Один из его поклонников, духобор Иннокентий Гнедых, вошел в парильню с шайкой в руках и сказал:
— Я написал поэму о неубийстве комаров и телят.
Толстой вздохнул и отвернулся к стене. Иннокентий Гнедых бросился домой и радостно изложил свою встречу с мировым писателем».
В тихий летний вечер, кушая пирожные «Наполеон» и запивая их лимонадом, маститые исследователи из журнала «Поленья» вели тихий разговор:
— Кстати, о Пушкине. Есть прекрасный материальчик. Воспоминания о семействе извозчика Пурчука в дни кратковременного его пребывания в Либаве. Почти сенсация. С поясным портретом внучатого племянника извозчика. Надеюсь, в сборнике хватит места й для поэмы «Без кошмара не убьешь и комара» духобора-самоучки Иннокентия Гнедых.
— Это который не успел прочесть стихи Льву Николаевичу Толстому в рязанской бане? Можно и духобора. А у вас что?
— Сравнительная таблица хромовых ботинок Бальзака с штиблетами современников.
Давайте теперь перелистаем сами очередной выпуск «Поленьев», вышедший в размере 90 печатных листов.
Внук С. Пурчука о своем деде
«В Костроме до сих пор еще живет духовный пастор отец Вавила Дудуев, который был знаком с внуком извозчика С. Пурчука, известного своей ночной беседой с поэтом А. С. Пушкиным.
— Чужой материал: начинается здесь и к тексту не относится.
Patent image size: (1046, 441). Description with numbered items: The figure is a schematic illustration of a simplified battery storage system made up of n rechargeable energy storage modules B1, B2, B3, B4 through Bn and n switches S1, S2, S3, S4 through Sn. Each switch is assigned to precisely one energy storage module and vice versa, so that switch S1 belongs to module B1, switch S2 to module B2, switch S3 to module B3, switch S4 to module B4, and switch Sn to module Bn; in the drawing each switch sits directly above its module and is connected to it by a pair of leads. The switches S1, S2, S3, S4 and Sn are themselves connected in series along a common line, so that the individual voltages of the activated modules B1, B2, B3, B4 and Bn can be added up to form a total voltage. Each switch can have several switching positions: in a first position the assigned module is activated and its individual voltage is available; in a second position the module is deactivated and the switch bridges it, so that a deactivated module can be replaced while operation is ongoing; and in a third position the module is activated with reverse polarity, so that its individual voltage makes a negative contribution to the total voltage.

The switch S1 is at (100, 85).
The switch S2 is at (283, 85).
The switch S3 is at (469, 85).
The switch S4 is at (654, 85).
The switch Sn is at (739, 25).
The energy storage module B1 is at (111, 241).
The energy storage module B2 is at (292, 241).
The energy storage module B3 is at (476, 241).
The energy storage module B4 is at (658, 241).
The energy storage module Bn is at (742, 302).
По словам племянника внука, дедушка его, будучи уже портным в Могилеве, об этой беседе рассказывал так:
«Сумеркалось. Поев щец, я отвез моего барина в Собрание и тут же получил по морде от одного гвардейского офицера в капитанских чинах, с аксельбантами.
Сижу я после этого на козлах, и вдруг подходит ко мне один мужчина в бобрах и говорит, как сейчас слышу:
— Извозчик, свободен?
Кажись, это и был Пушкин. А может, и кто другой из поэтов либо из военных. Потом я переехал в Ростов, а оттуда в Могилев, где и шил в рассрочку».
Дальше идут 382 страницы убористого текста с описанием С. Пурчука-деда в качестве портного, отца и соседа. Со снимками его мастерской, огорода и первых сшитых в рассрочку штатских брюк.
Следующий раздел «Поленьев» в 496 страниц занят трактовкой эпизода «Лев Толстой — Иннокентий Гнедых».
Прежде всего приводится второй черновой вариант поэмы духобора-самоучки «Без кошмара не убьешь и комара». Начинается поэма так:
И комар есть Божий дар,
Пусть живет себе комар.
Человека он вкушает,
Песней воздух оглашает.
Так зачем же комара
Убивать мы будем зря?
На 379 строфе выясняется, что убивать для пищи можно только сливочное масло и морковь.
Затем идут пространные мемуарные воспоминания о встречах автора с Львом Толстым в бане. Для того чтобы будущему читателю не было зазорно представлять великого классика голым, автор заблаговременно описывает встречу так:
«Облик великого старца был скрыт паром. Облик смотрел в одну сторону, а я — в другую.
— Учитель, — сказал я, взмывая в воздухе шайкой, — я хочу тебе прочесть поэму.
Облик вздохнул и повернулся в облаках пара».